Recently, at a group exhibition I was in, a chap who was an ex-gallery owner and was going into the restaurant business said of my paintings ‘these would work really well in a restaurant!’ And I thought yes! They would! It’s just occurred to me that I could’ve taken offence at that - what? My paintings in a….restaurant?? But they’re supposed to be in a gallery, darling! Nope - totally up for the restaurant thing. And the office thing and the waiting room thing and the hotel thing and the pub thing and wherever else you might put some (real) art rather than Ikea (other Scandinavian furnishing stores are(n’t) available) prints. (As it happens I have some of my older abstract pieces on the walls of the gorgeous Little Bricks restaurant which right next door the the Natural Wellness Centre.)

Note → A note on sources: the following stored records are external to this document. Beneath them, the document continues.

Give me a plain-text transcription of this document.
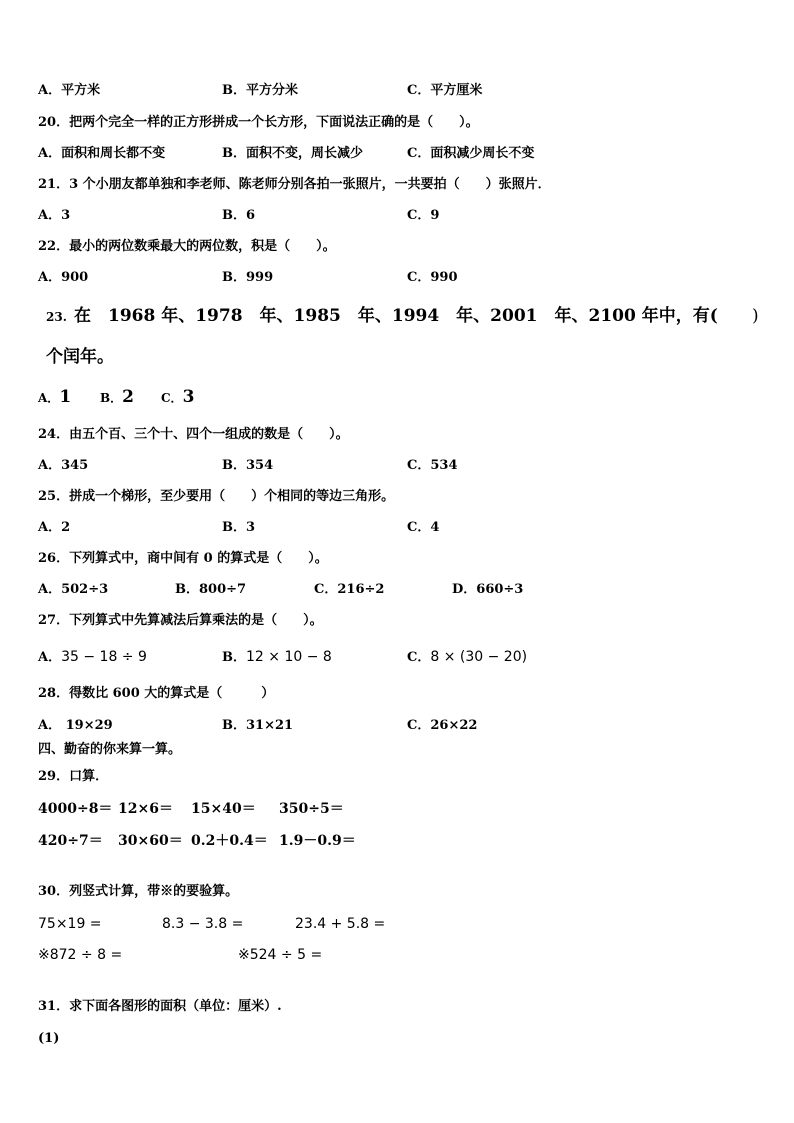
A．平方米	B．平方分米	C．平方厘米
20．把两个完全一样的正方形拼成一个长方形，下面说法正确的是（　　）。
A．面积和周长都不变	B．面积不变，周长减少	C．面积减少周长不变
21．3 个小朋友都单独和李老师、陈老师分别各拍一张照片，一共要拍（　　）张照片．
A．3	B．6	C．9
22．最小的两位数乘最大的两位数，积是（　　）。
A．900	B．999	C．990
23. 在　1968 年、1978　年、1985　年、1994　年、2001　年、2100 年中，有( )
个闰年。
A．1 B．2 C．3
24．由五个百、三个十、四个一组成的数是（　　）。
A．345	B．354	C．534
25．拼成一个梯形，至少要用（　　）个相同的等边三角形。
A．2	B．3	C．4
26．下列算式中，商中间有 0 的算式是（　　）。
A．502÷3	B．800÷7	C．216÷2	D．660÷3
27．下列算式中先算减法后算乘法的是（　　）。
A．35 − 18 ÷ 9	B．12 × 10 − 8	C．8 × (30 − 20)
28．得数比 600 大的算式是（　　　）
A． 19×29	B．31×21	C．26×22
四、勤奋的你来算一算。
29．口算．
4000÷8＝ 12×6＝ 15×40＝ 350÷5＝
420÷7＝ 30×60＝ 0.2＋0.4＝ 1.9－0.9＝
30．列竖式计算，带※的要验算。
75×19 =	8.3 − 3.8 =	23.4 + 5.8 =
※872 ÷ 8 =	※524 ÷ 5 =
31．求下面各图形的面积（单位：厘米）.
(1)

Art in unexpected places helps us to break away from the rigid idea of galleries being the only place to view art. Many people don’t feel comfortable going into galleries, they worry that they ‘don’t know anything about art’. If they’re sitting have a coffee and bacon butty they’re comfortable, at ease in their own world and the art has entered that world rather than grandiosely summoning them to a place they don’t want to be. Showing art in other places democratises it and increases its accessibility, gets a whole load of other eyes on it than would’ve otherwise been possible. None of this is to say I’m against galleries in any way - I just think we need more of the other stuff too.
The paintings in the Natural Wellness Centre are all available to buy and will be displayed until March 10th.